Mi spiego: in Argentina il populismo è arrivato al potere con Juan Domingo Perón dopo la sconfitta del fascismo in Europa. E Perón stesso era un fascista che ha però rinunciato ad alcuni elementi centrali del fascismo per arrivare al potere in modo democratico. E quali erano questi elementi?
Perón rinunciò alla propaganda totalitaria, alla militarizzazione della politica, alla violenza, alla demonizzazione assoluta dell’avversario e, infine, alla dittatura. Ma se questo era il profilo del populismo del XX secolo, le figure che stanno emergendo ora rimettono in discussione alcune di queste caratteristiche, non esitando a fare ricorso alla violenza o, come è avvenuto a Washington e Brasilia, ai tentativi di Colpo di Stato.
Le elezioni argentine della scorsa domenica potrebbero essere riassunte come uno scontro tra il populismo classico, incarnato dal peronista Massa, e questo nuovo populismo a vocazione fascista di cui è espressione Milei.
Tra i temi agitati da Milei prima del voto, come da chi lo circonda, a cominciare dalla futura vicepresidente Victoria Villaruel, c’è la negazione dei crimini compiuti dalla dittatura militare che ha guidato il Paese fino al 1983. Come è possibile che tali idee trovino ascolto?
Da questo punto di vista, penso che ciò che accade in Argentina sia parte di un fenomeno globale. Guardiamo al tentativo di «normalizzazione» del fascismo in atto in Italia con Meloni, alla strategia di Vox in Spagna rispetto al passato franchista del Paese, alle posizioni dello stesso Trump che sembra evocare una realtà degli Stati Uniti precedente al movimento per i diritti civili degli afroamericani e, più vicino a Milei, al modo in cui Bolsonaro faceva riferimento alla dittatura brasiliana. In questo senso, Milei non fa nulla di originale.
Piuttosto, è giusto interrogarsi sul fatto che malgrado la fine del regime di Videla sia relativamente recente rispetto, ad esempio, al caso del fascismo italiano, il successo di Milei lascia intendere quanto sembra essersi ridotta la consapevolezza rispetto ai crimini di quella stagione. In realtà più che a un’affermazione del «negazionismo» sul nostro recente passato, si ha l’impressione che a dominare la scena sia una forma di apatia, cui le persone sono spinte a causa delle loro difficili condizioni di vita.
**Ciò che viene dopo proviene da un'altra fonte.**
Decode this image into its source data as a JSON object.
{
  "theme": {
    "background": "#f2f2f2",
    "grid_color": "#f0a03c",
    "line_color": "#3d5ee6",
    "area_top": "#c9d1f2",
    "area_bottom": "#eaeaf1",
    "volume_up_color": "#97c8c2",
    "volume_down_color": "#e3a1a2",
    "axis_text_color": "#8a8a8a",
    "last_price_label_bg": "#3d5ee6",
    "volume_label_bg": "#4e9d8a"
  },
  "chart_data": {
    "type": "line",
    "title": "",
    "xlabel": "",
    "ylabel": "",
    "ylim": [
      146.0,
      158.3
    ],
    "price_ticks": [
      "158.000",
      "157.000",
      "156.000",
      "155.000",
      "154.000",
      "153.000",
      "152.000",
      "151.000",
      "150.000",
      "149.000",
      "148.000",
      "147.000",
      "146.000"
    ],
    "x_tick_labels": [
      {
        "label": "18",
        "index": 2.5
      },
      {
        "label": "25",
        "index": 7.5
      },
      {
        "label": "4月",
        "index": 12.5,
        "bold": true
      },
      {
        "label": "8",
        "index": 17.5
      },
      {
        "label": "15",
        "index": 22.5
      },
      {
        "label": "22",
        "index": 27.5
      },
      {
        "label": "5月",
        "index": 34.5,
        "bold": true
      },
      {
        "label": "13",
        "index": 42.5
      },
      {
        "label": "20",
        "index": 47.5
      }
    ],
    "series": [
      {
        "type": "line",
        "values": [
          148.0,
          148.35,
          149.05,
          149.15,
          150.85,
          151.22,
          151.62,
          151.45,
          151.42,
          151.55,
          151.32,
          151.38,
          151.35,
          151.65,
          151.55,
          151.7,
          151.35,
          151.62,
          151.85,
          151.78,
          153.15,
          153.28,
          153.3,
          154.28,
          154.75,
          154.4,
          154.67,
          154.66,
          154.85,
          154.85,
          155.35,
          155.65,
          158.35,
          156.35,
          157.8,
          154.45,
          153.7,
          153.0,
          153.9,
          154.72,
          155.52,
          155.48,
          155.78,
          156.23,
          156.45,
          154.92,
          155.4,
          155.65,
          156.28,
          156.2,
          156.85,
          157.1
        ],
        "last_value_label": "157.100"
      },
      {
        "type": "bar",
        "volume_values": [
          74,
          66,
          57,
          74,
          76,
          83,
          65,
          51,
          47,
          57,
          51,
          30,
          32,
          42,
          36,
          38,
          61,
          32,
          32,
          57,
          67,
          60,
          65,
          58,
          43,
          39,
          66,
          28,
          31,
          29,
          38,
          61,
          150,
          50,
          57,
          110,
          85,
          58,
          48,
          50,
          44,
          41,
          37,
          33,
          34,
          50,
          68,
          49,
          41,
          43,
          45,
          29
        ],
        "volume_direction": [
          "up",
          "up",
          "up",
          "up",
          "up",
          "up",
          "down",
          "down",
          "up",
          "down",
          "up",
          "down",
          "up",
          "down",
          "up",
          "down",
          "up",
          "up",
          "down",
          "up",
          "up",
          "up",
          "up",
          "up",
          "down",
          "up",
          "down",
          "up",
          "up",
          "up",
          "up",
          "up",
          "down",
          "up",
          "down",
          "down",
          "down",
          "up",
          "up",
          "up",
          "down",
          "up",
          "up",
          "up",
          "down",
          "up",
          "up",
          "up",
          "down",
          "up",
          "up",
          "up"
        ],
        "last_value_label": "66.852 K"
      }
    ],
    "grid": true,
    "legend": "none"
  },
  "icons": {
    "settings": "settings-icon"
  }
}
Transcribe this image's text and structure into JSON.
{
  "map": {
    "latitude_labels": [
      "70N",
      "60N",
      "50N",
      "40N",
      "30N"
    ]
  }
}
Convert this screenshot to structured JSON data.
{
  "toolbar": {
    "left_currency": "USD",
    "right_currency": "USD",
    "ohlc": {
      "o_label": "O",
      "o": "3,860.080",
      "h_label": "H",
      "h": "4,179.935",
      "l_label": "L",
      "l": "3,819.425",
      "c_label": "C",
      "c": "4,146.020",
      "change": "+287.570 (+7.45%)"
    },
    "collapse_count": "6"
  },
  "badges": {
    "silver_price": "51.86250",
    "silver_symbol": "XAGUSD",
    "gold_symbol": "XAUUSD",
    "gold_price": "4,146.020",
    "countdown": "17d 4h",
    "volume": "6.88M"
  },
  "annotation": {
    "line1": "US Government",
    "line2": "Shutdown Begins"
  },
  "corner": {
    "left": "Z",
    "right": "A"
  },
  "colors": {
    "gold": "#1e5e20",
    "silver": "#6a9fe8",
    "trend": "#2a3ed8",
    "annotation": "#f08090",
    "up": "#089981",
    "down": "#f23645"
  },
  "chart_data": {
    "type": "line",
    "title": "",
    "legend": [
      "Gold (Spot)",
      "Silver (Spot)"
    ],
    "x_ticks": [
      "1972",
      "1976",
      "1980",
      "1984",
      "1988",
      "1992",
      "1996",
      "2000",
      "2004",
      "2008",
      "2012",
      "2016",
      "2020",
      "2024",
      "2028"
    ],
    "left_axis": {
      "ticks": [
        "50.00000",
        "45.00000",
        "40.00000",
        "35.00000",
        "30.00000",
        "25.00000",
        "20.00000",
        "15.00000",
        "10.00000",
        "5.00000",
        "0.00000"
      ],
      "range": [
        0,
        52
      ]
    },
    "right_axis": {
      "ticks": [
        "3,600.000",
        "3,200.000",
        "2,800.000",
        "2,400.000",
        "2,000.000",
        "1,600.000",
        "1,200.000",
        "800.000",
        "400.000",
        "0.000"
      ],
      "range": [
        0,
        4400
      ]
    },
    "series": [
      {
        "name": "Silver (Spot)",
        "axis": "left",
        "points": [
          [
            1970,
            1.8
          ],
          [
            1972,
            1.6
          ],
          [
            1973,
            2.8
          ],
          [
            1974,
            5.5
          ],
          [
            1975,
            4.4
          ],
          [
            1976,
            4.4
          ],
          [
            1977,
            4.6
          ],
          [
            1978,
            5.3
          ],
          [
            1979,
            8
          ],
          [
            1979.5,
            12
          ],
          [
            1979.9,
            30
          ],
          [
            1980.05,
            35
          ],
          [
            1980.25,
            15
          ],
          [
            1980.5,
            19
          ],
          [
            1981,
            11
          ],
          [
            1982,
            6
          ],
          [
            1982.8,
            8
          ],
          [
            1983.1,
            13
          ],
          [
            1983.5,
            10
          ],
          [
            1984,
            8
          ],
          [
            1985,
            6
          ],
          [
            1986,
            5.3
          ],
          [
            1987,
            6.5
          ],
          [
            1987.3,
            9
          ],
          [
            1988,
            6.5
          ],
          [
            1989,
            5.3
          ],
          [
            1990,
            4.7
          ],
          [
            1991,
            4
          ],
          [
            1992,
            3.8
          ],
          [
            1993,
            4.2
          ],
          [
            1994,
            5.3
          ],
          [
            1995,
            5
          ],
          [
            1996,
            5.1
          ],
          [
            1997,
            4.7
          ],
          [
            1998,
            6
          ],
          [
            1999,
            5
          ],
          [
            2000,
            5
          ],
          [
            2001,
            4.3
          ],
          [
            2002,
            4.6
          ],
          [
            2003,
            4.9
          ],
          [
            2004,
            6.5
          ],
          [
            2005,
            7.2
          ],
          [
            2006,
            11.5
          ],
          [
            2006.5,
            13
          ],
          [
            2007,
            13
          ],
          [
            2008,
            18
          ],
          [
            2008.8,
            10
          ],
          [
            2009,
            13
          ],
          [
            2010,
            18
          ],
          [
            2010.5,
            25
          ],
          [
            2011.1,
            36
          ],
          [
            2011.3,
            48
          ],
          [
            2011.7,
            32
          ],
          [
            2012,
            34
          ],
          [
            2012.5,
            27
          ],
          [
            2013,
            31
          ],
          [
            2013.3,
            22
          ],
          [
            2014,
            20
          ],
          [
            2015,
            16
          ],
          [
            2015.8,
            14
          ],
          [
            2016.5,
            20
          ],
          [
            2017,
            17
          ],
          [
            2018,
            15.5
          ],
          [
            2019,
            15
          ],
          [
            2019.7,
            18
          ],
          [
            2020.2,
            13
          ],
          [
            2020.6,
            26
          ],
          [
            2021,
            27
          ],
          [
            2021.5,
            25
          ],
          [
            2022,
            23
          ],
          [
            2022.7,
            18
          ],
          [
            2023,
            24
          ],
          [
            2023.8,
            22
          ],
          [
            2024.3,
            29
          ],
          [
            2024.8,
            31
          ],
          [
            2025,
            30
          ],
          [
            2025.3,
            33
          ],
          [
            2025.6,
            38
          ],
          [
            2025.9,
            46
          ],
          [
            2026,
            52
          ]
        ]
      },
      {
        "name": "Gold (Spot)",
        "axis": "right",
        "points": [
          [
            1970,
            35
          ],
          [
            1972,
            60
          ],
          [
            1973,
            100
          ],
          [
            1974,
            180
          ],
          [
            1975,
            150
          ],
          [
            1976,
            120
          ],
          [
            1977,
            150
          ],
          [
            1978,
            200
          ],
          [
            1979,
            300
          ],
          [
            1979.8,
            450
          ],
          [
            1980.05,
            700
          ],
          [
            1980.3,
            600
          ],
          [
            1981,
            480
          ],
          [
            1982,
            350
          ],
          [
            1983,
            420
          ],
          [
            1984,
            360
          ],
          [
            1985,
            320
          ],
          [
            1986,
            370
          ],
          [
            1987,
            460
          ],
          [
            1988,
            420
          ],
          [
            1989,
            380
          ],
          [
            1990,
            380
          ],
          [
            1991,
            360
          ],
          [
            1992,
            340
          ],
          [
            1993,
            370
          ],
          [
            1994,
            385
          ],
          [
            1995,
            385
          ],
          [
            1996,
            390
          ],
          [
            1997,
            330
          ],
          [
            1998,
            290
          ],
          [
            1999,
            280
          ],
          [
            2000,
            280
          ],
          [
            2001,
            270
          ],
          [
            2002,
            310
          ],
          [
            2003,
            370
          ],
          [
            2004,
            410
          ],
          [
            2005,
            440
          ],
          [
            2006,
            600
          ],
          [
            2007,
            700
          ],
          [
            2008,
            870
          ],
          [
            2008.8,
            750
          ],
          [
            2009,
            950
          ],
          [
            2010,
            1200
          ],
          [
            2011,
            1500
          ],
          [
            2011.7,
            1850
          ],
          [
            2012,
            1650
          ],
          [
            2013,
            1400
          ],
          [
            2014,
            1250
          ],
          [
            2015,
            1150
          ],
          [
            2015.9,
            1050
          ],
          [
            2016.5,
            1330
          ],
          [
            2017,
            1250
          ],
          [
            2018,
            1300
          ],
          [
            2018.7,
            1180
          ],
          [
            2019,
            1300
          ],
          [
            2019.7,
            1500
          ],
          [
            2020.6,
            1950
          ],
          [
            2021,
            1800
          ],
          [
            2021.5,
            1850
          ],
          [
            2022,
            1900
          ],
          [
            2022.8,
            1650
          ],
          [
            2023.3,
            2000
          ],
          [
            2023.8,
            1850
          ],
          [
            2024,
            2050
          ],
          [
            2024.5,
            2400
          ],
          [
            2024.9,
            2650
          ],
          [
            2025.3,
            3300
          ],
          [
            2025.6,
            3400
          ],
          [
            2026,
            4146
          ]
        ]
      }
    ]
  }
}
Accanto ai richiami al passato e alla cultura dell’estrema destra, quanto pesano le proposte all’insegna dell’«ultraliberismo» nel profilo del nuovo presidente argentino?
Sul piano economico le posizioni di Milei sono decisamente più radicali perfino rispetto a quelle sostenute da Trump o Bolsonaro e, aggiungerei, da un’altra dittatura della regione, quella cilena di Pinochet. Si tratta, come è stato scritto da più parti, di un «anarcocapitalista», un liberista ultrà che non solo demonizza lo Stato, ma che sembra aver fatto della sua distruzione la propria missione. Sintetizzando si potrebbe dire che le sue posizione lo pongono all’estrema destra anche rispetto agli ultraliberisti più accesi.
Con la vittoria di Milei l’Argentina è destinata a trasformarsi in un laboratorio della nuova destra internazionale?
Purtroppo credo che il mio Paese sia destinato prima di tutto a non apprendere nulla dai propri errori del passato, come dai recenti esempi negativi arrivati da realtà come quelle statunitense e brasiliana. E temo che ora a Buenos Aires non si ripeteranno solo gli stessi errori già compiuti da Trump e Bolsonaro, ma che, di conseguenza, il Paese precipiti verso un fallimento ancora più grave e pericoloso. Il problema è che tutto ciò rischia di condurre a nuove sofferenze per milioni e milioni di persone.